Currently, about a dozen mutual fund schemes in India offer a chance to play around with this strategy. One of the top performers among large-cap equity funds, the Nifty200 Momentum 30 Index Fund has demonstrated its potential based on one-year performance. New additions to the momentum-focused funds include the Edelweiss Nifty Midcap 150 Momentum 50 Index Fund and Samco Mutual Fund’s Samco Active Momentum Fund.
Momentum Strategy Explained
Sharwan Goyal, Fund Manager and Head of Passive, Arbitrage, and Quant Strategies at UTI AMC, defines momentum investing as a strategy to exploit ongoing market trends. It involves the purchase of securities that have shown robust price momentum, with the expectation that the trend will persist.
Analysis of data from the past 15 years supports this notion. Over a five-year rolling period, returns from momentum indices tend to surpass those provided by the Nifty 200 and Nifty Midcap 150 indices.
The Risks of Momentum Investing
Despite its potential, momentum investing isn’t without its risks. In fact, it’s often considered a risky strategy due to its inherent volatility. Momentum indices have shown resilience during market falls and slightly better performance in bullish markets.
However, Goyal emphasizes that momentum strategies might not consistently outperform all factors throughout the year. There could be considerable fluctuations in a momentum-based portfolio. Thus, it’s advisable to balance it out by combining it with other factors such as low volatility.
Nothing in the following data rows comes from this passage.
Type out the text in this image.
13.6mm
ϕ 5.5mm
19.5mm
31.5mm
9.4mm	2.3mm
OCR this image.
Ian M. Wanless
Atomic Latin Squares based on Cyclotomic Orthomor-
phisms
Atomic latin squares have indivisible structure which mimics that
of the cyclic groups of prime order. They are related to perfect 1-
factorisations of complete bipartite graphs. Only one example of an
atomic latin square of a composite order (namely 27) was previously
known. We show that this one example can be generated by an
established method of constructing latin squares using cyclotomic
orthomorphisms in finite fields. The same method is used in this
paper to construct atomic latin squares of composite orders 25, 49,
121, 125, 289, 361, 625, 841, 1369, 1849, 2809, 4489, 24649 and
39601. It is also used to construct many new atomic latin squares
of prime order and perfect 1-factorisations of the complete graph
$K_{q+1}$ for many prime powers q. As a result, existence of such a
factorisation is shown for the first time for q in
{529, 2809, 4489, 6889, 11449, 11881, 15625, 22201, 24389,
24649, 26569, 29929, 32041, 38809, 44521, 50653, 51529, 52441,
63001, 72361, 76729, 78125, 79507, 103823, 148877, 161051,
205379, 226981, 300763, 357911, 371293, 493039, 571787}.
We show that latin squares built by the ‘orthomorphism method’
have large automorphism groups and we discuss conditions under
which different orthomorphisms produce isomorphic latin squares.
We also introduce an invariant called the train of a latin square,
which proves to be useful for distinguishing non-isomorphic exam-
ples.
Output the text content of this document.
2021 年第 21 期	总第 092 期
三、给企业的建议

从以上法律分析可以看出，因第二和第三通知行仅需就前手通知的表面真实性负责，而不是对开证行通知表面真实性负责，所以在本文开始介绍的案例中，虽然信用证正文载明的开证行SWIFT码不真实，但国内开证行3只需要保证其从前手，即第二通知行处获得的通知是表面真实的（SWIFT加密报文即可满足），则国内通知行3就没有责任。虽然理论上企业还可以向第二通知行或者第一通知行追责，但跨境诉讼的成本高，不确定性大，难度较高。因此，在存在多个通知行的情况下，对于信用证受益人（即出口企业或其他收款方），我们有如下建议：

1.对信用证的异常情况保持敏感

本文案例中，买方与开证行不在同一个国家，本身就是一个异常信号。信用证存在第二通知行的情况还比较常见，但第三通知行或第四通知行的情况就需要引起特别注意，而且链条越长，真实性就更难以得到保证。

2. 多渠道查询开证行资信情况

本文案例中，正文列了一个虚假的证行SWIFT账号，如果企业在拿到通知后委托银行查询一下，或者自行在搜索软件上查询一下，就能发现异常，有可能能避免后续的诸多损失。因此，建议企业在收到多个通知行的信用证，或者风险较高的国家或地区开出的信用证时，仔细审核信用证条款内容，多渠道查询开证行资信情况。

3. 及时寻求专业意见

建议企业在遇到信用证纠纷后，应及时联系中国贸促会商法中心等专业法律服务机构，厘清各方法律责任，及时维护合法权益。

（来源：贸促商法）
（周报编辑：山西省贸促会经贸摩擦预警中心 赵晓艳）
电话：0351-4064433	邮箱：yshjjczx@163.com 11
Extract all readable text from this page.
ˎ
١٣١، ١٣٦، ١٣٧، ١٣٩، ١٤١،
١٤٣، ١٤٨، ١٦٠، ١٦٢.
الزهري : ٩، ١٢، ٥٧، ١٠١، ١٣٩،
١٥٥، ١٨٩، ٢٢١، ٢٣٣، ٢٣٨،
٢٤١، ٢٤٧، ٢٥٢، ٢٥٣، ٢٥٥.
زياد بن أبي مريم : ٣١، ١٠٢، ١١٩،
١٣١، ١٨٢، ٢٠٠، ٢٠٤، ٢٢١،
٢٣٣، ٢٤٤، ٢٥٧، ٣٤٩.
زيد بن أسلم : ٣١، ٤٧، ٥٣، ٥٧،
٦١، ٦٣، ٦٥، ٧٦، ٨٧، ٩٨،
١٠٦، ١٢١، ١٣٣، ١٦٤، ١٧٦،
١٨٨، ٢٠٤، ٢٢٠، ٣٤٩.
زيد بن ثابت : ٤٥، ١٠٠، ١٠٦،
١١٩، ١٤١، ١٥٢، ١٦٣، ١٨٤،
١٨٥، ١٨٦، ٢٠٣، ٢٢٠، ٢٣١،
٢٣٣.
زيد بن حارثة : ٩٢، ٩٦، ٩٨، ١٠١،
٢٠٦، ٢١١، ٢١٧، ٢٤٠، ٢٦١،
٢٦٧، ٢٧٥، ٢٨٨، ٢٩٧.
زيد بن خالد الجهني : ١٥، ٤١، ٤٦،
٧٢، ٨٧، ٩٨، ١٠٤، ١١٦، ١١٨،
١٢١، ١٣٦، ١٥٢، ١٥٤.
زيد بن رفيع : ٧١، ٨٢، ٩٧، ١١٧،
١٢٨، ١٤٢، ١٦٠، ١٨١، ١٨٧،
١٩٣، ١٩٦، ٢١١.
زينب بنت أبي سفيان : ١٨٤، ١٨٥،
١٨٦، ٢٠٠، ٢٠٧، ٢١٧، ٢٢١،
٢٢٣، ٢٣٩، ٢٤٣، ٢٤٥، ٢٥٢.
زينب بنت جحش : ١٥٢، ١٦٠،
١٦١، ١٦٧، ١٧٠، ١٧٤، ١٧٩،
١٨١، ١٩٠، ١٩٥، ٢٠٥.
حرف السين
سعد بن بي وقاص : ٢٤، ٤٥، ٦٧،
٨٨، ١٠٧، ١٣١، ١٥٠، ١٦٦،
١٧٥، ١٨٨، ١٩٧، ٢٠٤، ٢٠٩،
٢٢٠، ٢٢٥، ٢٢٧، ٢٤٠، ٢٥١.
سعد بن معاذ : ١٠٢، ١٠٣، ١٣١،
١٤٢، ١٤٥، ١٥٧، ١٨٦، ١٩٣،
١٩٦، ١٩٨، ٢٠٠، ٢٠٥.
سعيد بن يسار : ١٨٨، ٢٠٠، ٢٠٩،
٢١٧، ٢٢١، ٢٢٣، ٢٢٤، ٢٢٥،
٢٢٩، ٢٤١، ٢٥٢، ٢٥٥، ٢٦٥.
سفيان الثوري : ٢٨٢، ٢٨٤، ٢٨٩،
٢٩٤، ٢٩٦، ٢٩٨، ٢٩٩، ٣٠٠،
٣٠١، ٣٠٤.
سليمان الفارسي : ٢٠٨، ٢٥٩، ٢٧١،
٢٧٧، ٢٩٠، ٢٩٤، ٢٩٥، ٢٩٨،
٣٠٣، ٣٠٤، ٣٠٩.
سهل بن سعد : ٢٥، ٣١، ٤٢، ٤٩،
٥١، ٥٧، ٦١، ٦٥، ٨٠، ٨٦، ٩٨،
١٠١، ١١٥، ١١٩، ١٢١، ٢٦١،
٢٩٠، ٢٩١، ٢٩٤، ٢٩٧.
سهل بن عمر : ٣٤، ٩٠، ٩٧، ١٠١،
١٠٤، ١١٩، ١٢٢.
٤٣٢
Understanding Momentum Indices
Momentum indices can be volatile. Over the last 10 years, the maximum drawdown observed by these indices was a significant 39 percent. As Sailesh Jain, Fund Manager, Tata Mutual Fund points out, investors should be aware of the risks associated with momentum strategies. These include increased turnover, transaction costs, and the potential for momentum crashes during periods of market stress. Thus, he advises investors to dedicate only up to 10-15 percent of their portfolio to a momentum strategy.
High momentum stocks are typically included in these indices. These stocks tend to display a higher standard deviation compared to their respective parent indices and the Nifty 50 TRI. Standard deviation measures the dispersion of a dataset relative to its mean, which can be used to gauge the relative riskiness of an asset.
Momentum Strategy Fund Composition
The top five stocks in the Nifty 200 Momentum 30 index funds as of June 30, 2023, were Cholamandalam Investment and Finance Co, Bajaj Auto, Godrej Consumer Products, Axis Bank, and TVS Motor Company. The dominant sectors were Finance, Banks, and Automobiles.
In the Nifty Midcap150 Momentum 50 index funds, the leading stocks were TVS Motor Company, The Indian Hotels Company, CG Power and Industrial Solutions, Max Healthcare Institute, and Cummins India. The primary sectors represented were Industrial Products, Finance, and Auto Components.
As of June 2023, the assets under management in momentum-based funds amounted to Rs 3,095 crore. As this strategy continues to gain traction among investors, understanding its workings, potential benefits, and inherent risks become essential for anyone seeking to navigate the unpredictable currents of market trends.